Second woman accuses Franken of inappropriate touchingBy ED O'KEEFE
The Washington Post
November 20. 2017 8:41PM
U.S. Sen. Al Franken, D-Minn., on Monday faced new allegations of inappropriately touching women, but there are no signs he plans to step down amid the swirl of controversy now surrounding him.
The latest accusation surfaced when Lindsay Menz, 33, of Frisco, Texas, told CNN that Franken, 66, grabbed her when they posed for a photo together at the 2010 Minnesota State Fair. Franken, a second-term senator, already faces a Senate ethics investigation into allegations that he inappropriately touched a fellow performer on a USO tour in 2006.
He is the first sitting lawmaker to face accusations by women of inappropriate behavior in the wake of an ongoing wave of allegations against powerful men across American society.
Menz said she attended the fair with her husband and father and met the senator at a local radio booth sponsored by her father’s business. As her husband held up a phone to take the photo, Franken “pulled me in really close, like awkward close, and as my husband took the picture, he put his hand full-fledged on my rear,” Menz told CNN. “It was wrapped tightly around my butt cheek.”
“It wasn’t around my waist. It wasn’t around my hip or side. It was definitely on my butt,” she told the news channel. “I was like, oh my God, what’s happening.”
In a statement to CNN, Franken did not deny the incident took place.
“I take thousands of photos at the state fair surrounded by hundreds of people, and I certainly don’t remember taking this picture. I feel badly that Ms. Menz came away from our interaction feeling disrespected,” Franken said in a statement to CNN.
Franken’s office did not return a separate request for comment. Over the weekend, an aide told the Minneapolis Star Tribune that Franken planned to spend the Thanksgiving holiday week with his family in Washington, “and he’s doing a lot of reflecting.”

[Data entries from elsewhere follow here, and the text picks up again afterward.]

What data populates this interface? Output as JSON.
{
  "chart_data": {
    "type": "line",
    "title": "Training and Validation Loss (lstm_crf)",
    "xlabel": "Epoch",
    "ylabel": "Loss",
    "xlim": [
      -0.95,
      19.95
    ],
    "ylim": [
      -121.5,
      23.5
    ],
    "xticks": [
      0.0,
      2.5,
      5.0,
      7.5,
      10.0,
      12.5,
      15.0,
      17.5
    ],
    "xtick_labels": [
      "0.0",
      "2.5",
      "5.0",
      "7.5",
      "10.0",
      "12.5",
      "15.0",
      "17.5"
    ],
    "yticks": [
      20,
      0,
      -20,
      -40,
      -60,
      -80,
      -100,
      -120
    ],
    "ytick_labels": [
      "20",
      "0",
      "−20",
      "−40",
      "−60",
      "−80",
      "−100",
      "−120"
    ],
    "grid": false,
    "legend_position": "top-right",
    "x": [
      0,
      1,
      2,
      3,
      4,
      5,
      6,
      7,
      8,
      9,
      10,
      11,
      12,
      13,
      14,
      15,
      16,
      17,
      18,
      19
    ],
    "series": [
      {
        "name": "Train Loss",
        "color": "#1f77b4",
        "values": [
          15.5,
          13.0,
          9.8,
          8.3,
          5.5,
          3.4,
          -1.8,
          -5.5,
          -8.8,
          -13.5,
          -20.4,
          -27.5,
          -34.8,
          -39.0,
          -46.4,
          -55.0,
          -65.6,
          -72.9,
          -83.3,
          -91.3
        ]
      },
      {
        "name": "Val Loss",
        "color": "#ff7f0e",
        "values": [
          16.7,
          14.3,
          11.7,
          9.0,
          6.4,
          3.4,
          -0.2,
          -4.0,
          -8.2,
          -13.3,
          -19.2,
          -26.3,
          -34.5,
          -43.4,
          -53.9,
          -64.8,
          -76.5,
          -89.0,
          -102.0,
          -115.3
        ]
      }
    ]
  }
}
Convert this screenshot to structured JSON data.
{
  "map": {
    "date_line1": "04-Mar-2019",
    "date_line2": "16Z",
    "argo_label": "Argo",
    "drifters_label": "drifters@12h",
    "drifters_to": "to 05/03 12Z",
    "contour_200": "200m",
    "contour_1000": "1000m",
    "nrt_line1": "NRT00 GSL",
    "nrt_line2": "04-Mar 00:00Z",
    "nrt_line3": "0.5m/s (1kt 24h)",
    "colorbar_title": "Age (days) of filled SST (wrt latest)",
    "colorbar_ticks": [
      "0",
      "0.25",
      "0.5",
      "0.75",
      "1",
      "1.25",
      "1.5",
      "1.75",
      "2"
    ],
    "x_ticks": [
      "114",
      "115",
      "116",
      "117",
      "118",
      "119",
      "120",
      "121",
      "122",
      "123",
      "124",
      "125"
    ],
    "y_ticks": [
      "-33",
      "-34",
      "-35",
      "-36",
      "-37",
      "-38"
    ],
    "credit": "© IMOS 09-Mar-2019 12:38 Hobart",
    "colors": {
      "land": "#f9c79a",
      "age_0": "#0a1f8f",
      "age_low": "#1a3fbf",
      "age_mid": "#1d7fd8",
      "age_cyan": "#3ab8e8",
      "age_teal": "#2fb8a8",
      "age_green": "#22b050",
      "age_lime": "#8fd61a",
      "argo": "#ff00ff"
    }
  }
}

Multiple senior Democrats on Monday said Franken is not expected to resign over the latest allegations, nor is he expected to face calls for his ouster from Democratic congressional colleagues. These Democrats, who were granted anonymity to speak frankly about the matter, said they see no reason for Franken to step down as long as he agrees to participate in an investigation by the Senate Ethics Committee.
Last week Republicans and Democrats quickly denounced Franken after Leeann Tweeden, a Los Angeles radio news anchor and former model, accused the senator of forcibly kissing her and later grabbing her breasts while she slept on the flight home during an overseas USO tour in 2006. She offered photographic proof of the latter accusation.
In response, Franken apologized and agreed to face an ethics investigation. He also contacted Tweeden, apologized and asked to meet with her. She said on a national television program that she would do so.
The growing accusations against Franken come as Alabama Republican U.S. Senate candidate Roy Moore faces calls to drop out of a special election amid accusations first reported by The Washington Post that he pursued or assaulted underage women in the 1970s and 1980s.
While senior congressional Republicans have called on Moore to exit the race, he has so far refused to do so.